Detection of stacking faults breaking the [110]/[1-10] symmetry in ferromagnetic semiconductors (Ga,Mn)As and (Ga,Mn)(As,P)

TL;DR

This study reveals that stacking faults in (Ga,Mn)As and (Ga,Mn)(As,P) induce a symmetry breaking mechanism that explains the observed in-plane uniaxial magnetocrystalline anisotropy, supported by high-resolution x-ray diffraction and density functional calculations.

Contribution

It demonstrates that stacking faults cause [110]/[1-10] symmetry breaking, influencing magnetic anisotropy in ferromagnetic semiconductors, a novel insight into their structural-magnetic relationship.

Findings

Stacking faults are present in specific crystallographic planes.

Mn impurities are attracted to stacking faults.

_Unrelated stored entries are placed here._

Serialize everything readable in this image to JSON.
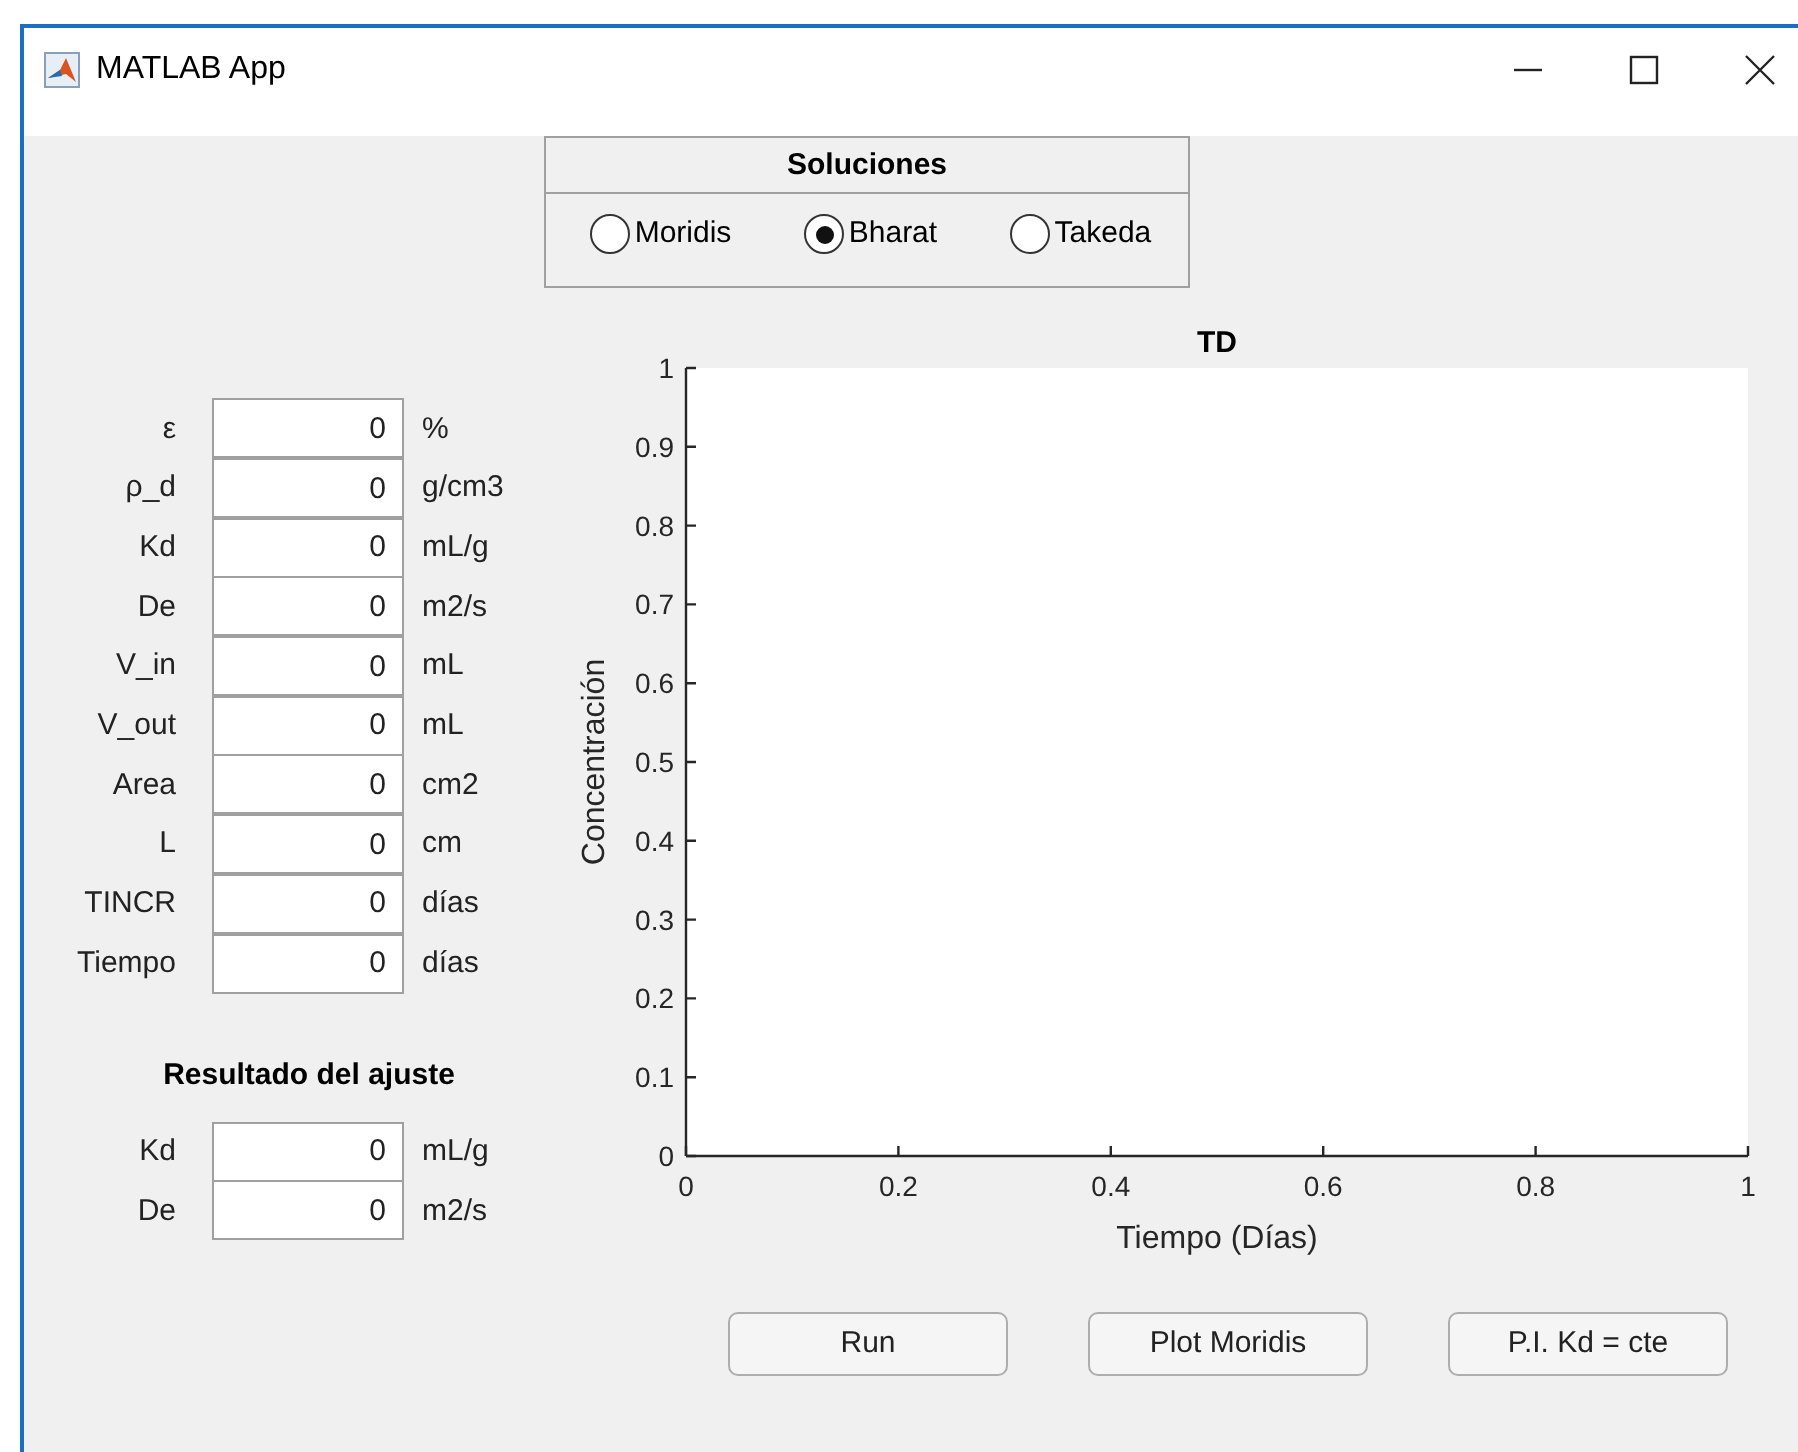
{
  "window": {
    "title": "MATLAB App"
  },
  "solutions_panel": {
    "title": "Soluciones",
    "options": [
      {
        "label": "Moridis",
        "selected": false
      },
      {
        "label": "Bharat",
        "selected": true
      },
      {
        "label": "Takeda",
        "selected": false
      }
    ]
  },
  "parameters": [
    {
      "label": "ε",
      "value": "0",
      "unit": "%"
    },
    {
      "label": "ρ_d",
      "value": "0",
      "unit": "g/cm3"
    },
    {
      "label": "Kd",
      "value": "0",
      "unit": "mL/g"
    },
    {
      "label": "De",
      "value": "0",
      "unit": "m2/s"
    },
    {
      "label": "V_in",
      "value": "0",
      "unit": "mL"
    },
    {
      "label": "V_out",
      "value": "0",
      "unit": "mL"
    },
    {
      "label": "Area",
      "value": "0",
      "unit": "cm2"
    },
    {
      "label": "L",
      "value": "0",
      "unit": "cm"
    },
    {
      "label": "TINCR",
      "value": "0",
      "unit": "días"
    },
    {
      "label": "Tiempo",
      "value": "0",
      "unit": "días"
    }
  ],
  "fit_result": {
    "title": "Resultado del ajuste",
    "fields": [
      {
        "label": "Kd",
        "value": "0",
        "unit": "mL/g"
      },
      {
        "label": "De",
        "value": "0",
        "unit": "m2/s"
      }
    ]
  },
  "plot": {
    "chart_data": {
      "type": "line",
      "title": "TD",
      "xlabel": "Tiempo (Días)",
      "ylabel": "Concentración",
      "xlim": [
        0,
        1
      ],
      "ylim": [
        0,
        1
      ],
      "xticks": [
        0,
        0.2,
        0.4,
        0.6,
        0.8,
        1
      ],
      "yticks": [
        0,
        0.1,
        0.2,
        0.3,
        0.4,
        0.5,
        0.6,
        0.7,
        0.8,
        0.9,
        1
      ]
    }
  },
  "buttons": [
    {
      "label": "Run"
    },
    {
      "label": "Plot Moridis"
    },
    {
      "label": "P.I. Kd = cte"
    }
  ]
}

The symmetry breaking explains magnetic anisotropy.

Abstract

We report high resolution x-ray diffraction measurements of (Ga,Mn)As and (Ga,Mn)(As,P) epilayers. We observe a structural anisotropy in the form of stacking faults which are present in the (111) and (11-1) planes and absent in the (-111) and (1-11) planes. The stacking faults produce no macroscopic strain. They occupy 0.01 - 0.1 per cent of the epilayer volume. Full-potential density functional calculations evidence an attraction of Mn_Ga impurities to the stacking faults. We argue that the enhanced Mn density along the common [1-10] direction of the stacking fault planes produces sufficiently strong [110]/[1-10] symmetry breaking mechanism to account for the in-plane uniaxial magnetocrystalline anisotropy of these ferromagnetic semiconductors.